Zadaniem specustawy jest przyspieszenie procesu pozyskiwania pozwoleń na budowę na terenach nie objętych planem. Na tę chwilę w większości polskich miast takie tereny stanowią ponad połowę obszaru miasta. W szczególności dotyczyć to będzie terenów poprzemysłowych. Jest jednak jeden warunek. Osiedle musi spełniać wysokie standardy urbanistyczne. Nie chodzi tu tylko o drogi i tereny zielone oraz harmonijną zabudowę, ale także o budynki użyteczności publicznej.
“Dziś wielu deweloperów nie martwi się tym, czy w pobliżu budowanych przez nich mieszkań znajdują się placówki edukacyjne, przychodnie zdrowia czy miejsca rekreacji. W większości dużych miast można podać przykłady ogromnych, nowo powstałych osiedli, na których nie ma ani jednego żłobka czy przedszkola, nie wspominając o szkole, świetlicy czy parku” – komentuje dla Polskiej Agencji Prasowej wiceminister inwestycji i rozwoju Artur Soboń.
Dlatego ministerstwo zamierza w ustawie zawrzeć listę obowiązków, jakie zostaną nałożone na deweloperów.
“Inwestorzy będą musieli wykazać, że istniejące szkoły czy przedszkola są w stanie przyjąć dodatkową liczbę dzieci. Jeżeli w pobliżu planowanego osiedla takich placówek nie ma, deweloperzy będą mogli, w porozumieniu z samorządem, sfinansować ich budowę. To im się opłaci, bo dzięki specustawie nawet pięciokrotnie skrócą okres przygotowania inwestycji. Skorzystają, więc wszyscy” – twierdzi Artur Soboń.
Założenia ustawy mają uwolnić pod zabudowę głównie tereny poprzemysłowe w miastach. Dzisiaj często w centrach miast znajdują się zdegradowane tereny pofabryczne lub jednostki organizacyjne należące do skarbu Państwa. Ustawa pomogłaby też znacznie w przyspieszeniu programu Mieszkanie Plus.
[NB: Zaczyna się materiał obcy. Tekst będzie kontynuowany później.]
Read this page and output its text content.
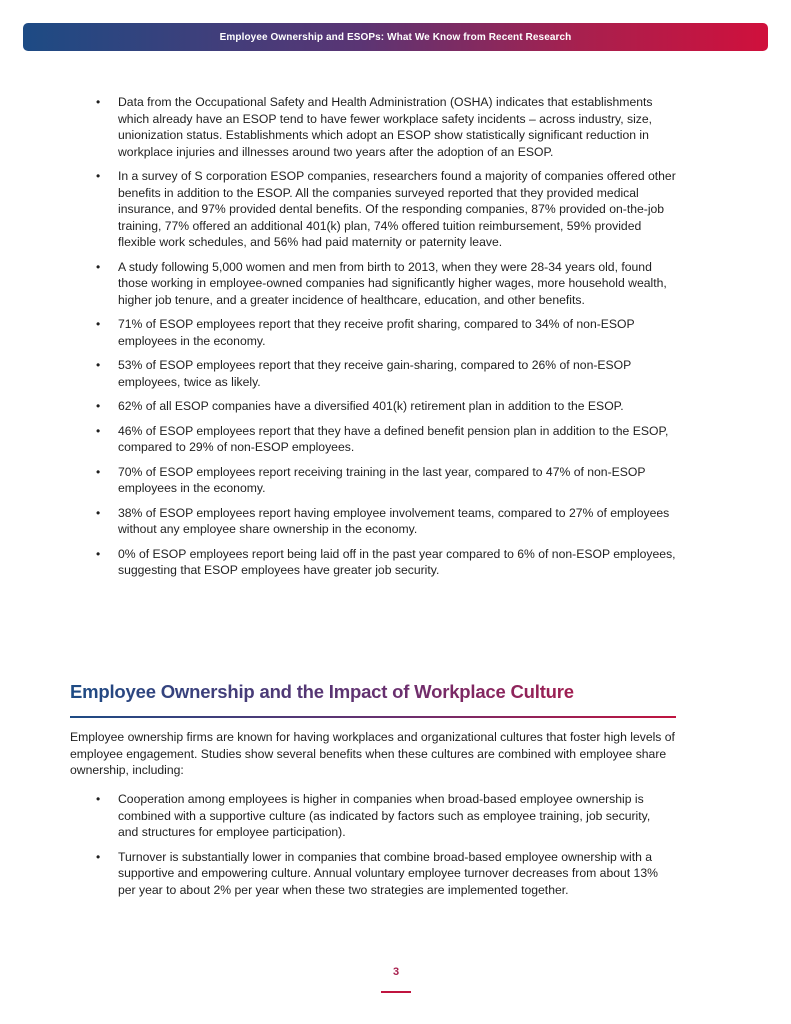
Employee Ownership and ESOPs: What We Know from Recent Research
• Data from the Occupational Safety and Health Administration (OSHA) indicates that establishments which already have an ESOP tend to have fewer workplace safety incidents – across industry, size, unionization status. Establishments which adopt an ESOP show statistically significant reduction in workplace injuries and illnesses around two years after the adoption of an ESOP.
• In a survey of S corporation ESOP companies, researchers found a majority of companies offered other benefits in addition to the ESOP. All the companies surveyed reported that they provided medical insurance, and 97% provided dental benefits. Of the responding companies, 87% provided on-the-job training, 77% offered an additional 401(k) plan, 74% offered tuition reimbursement, 59% provided flexible work schedules, and 56% had paid maternity or paternity leave.
• A study following 5,000 women and men from birth to 2013, when they were 28-34 years old, found those working in employee-owned companies had significantly higher wages, more household wealth, higher job tenure, and a greater incidence of healthcare, education, and other benefits.
• 71% of ESOP employees report that they receive profit sharing, compared to 34% of non-ESOP employees in the economy.
• 53% of ESOP employees report that they receive gain-sharing, compared to 26% of non-ESOP employees, twice as likely.
• 62% of all ESOP companies have a diversified 401(k) retirement plan in addition to the ESOP.
• 46% of ESOP employees report that they have a defined benefit pension plan in addition to the ESOP, compared to 29% of non-ESOP employees.
• 70% of ESOP employees report receiving training in the last year, compared to 47% of non-ESOP employees in the economy.
• 38% of ESOP employees report having employee involvement teams, compared to 27% of employees without any employee share ownership in the economy.
• 0% of ESOP employees report being laid off in the past year compared to 6% of non-ESOP employees, suggesting that ESOP employees have greater job security.
Employee Ownership and the Impact of Workplace Culture

Employee ownership firms are known for having workplaces and organizational cultures that foster high levels of employee engagement. Studies show several benefits when these cultures are combined with employee share ownership, including:

• Cooperation among employees is higher in companies when broad-based employee ownership is combined with a supportive culture (as indicated by factors such as employee training, job security, and structures for employee participation).
• Turnover is substantially lower in companies that combine broad-based employee ownership with a supportive and empowering culture. Annual voluntary employee turnover decreases from about 13% per year to about 2% per year when these two strategies are implemented together.
3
Na terenach należących do skarbu Państwa, na których obecnie znajduje się zaplecze dla kolei, tereny wojskowe, zakłady remontowe czy inne obiekty przemysłowe w szybkim tempie będą mogły powstać osiedla mieszkaniowe. Co istotne ustawa nie wyłącza kompetencji gmin bowiem każdorazowo zgodę na inwestycję nadal wydawać będzie organ samorządowy.